Un génocide entre deux crises

Lorsque des personnalités prudentes, comme le secrétaire général de l’ONU ou l’ancien diplomate espagnol Miguel Angel Moratinos, disent que « l’humanité a ouvert les portes de l’enfer » en ignorant le réchauffement climatique et en n’atteignant pas les objectifs imposés, et que nous sommes « au bord de la troisième guerre mondiale », elles expriment le simple bon sens de toute personne éveillée.

En effet, par rapport aux situations du passé, le monde d’aujourd’hui est dangereux en raison de la combinaison et de la corrélation de deux crises, l’une dans l’autre : la crise du déclin occidental et la crise de l’Anthropocène, ou plutôt du capitalisme anthropocène. C’est-à-dire tout ce qui concerne le changement global et que des scientifiques tels qu’Antonio Turiel ont expliqué avec une grande clarté.

Miroir de l’avenir et rétroviseur du passé

Quel message la complicité occidentale envoie-t-elle avec la négation évidente et criminelle du principe d’égalité entre les êtres humains au XXIe siècle qui y est observée ? Sans aucun doute, un message et un avertissement sur la façon dont la partie privilégiée de ce monde entend « résoudre » l’impasse à laquelle le système capitaliste nous a conduits. C’est-à-dire : la « solution » consistant à maintenir des îlots de liberté et de droit strictement protégés par des armées et des marines pour, disons, 20% de la population mondiale, et à exclure, confiner et si nécessaire exterminer le reste dans des zones, humainement et écologiquement, désastreuses. Le sociologue Immanuel Wallerstein a dit que cela n’est peut-être pas très différent de l’ordre proclamé par Hitler et les nazis.

Dans l’immédiat, un grand nombre de personnes seront déplacées par le changement climatique. Nous devons donc nous demander ce qu’il adviendra de l’impulsion, de la complicité et du consensus génocidaire des gouvernements euro-américains et de leurs médias que nous observons dans le cas de Gaza, dans la perspective d’une crise qui détruit de vastes zones habitées de la planète ?

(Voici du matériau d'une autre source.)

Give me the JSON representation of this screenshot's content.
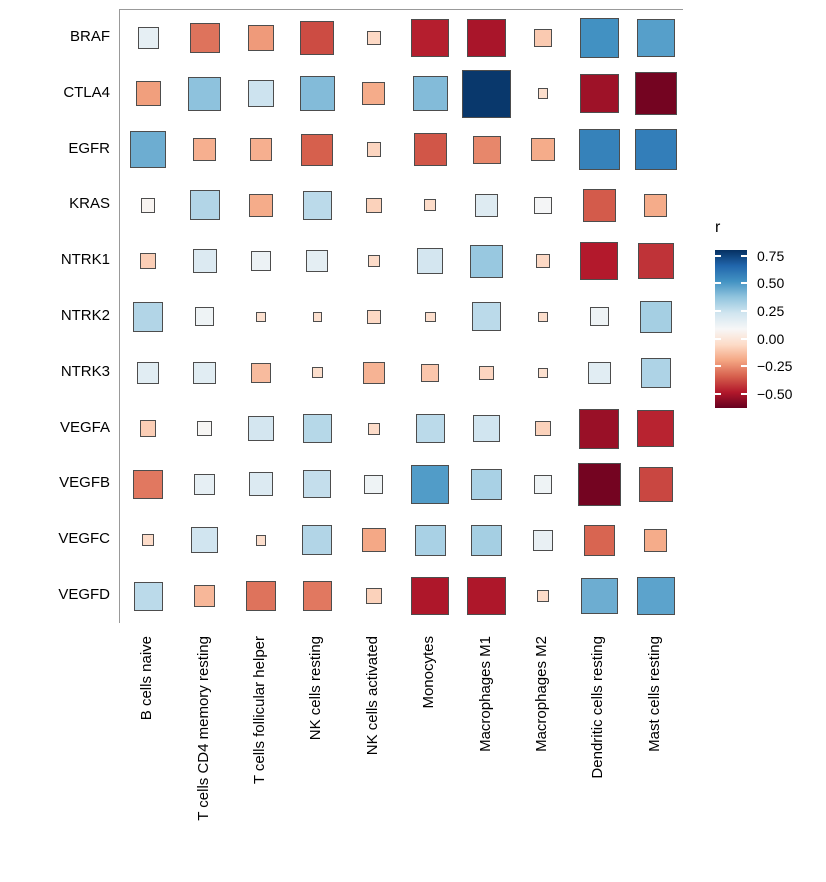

Lors du sommet de la COP 28 à Dubaï, le président colombien Gustavo Petro a déclaré :

«Le déchaînement du génocide et de la barbarie sur le peuple palestinien, c’est ce qui attend l’exode des peuples du Sud déclenché par la crise (...) « Ce que la puissance militaire barbare du nord a déchaîné sur le peuple palestinien est le prélude à ce qu’elle déchaînera sur tous les peuples du sud lorsque nous nous retrouverons sans eau en raison de la crise climatique ; le prélude à ce qui se déclenchera dans l’exode de personnes qui, par centaines de millions, iront du sud au nord. »

À en juger par ce que nous voyons à Gaza, il est très peu probable que la violence beaucoup plus prolongée et plus lente que la majorité du monde subit (et connaîtra dans une bien plus grande mesure dans un avenir immédiat) à la suite de l’effondrement écologique et du changement climatique, suscite la sympathie de l’establishment occidental. Il ne s’agit pas d’une simple prédiction. C’est aussi un exercice de mémoire historique.

Cette brutalité a des précédents dans les sociétés européennes les plus sophistiquées et les plus cultivées. Il a caractérisé la colonisation euro-américaine du « Nouveau Monde » au cours de laquelle les colons européens ont tué plus de 55 millions d’autochtones en Amérique du Nord, centrale et du Sud au cours d’une centaine d’années, jusqu’à la « période civilisatrice » des 19e et 20e siècles, au cours de laquelle l’Occident a mené les campagnes de violence et d’extermination les plus brutales et les plus sauvages dans le monde entier sous la bannière de la modernité et du développement. en particulier en Afrique et en Asie, mais aussi à l’intérieur des frontières de l’Europe. C’était de faire quelque chose en Europe qui n’avait rien d’exceptionnel dans les territoires coloniaux qui ont fait des nazis des criminels, comme l’a observé le fondateur de l’Inde moderne Jawāharlāl Nehru dans un livre écrit en 1942 dans une prison coloniale britannique.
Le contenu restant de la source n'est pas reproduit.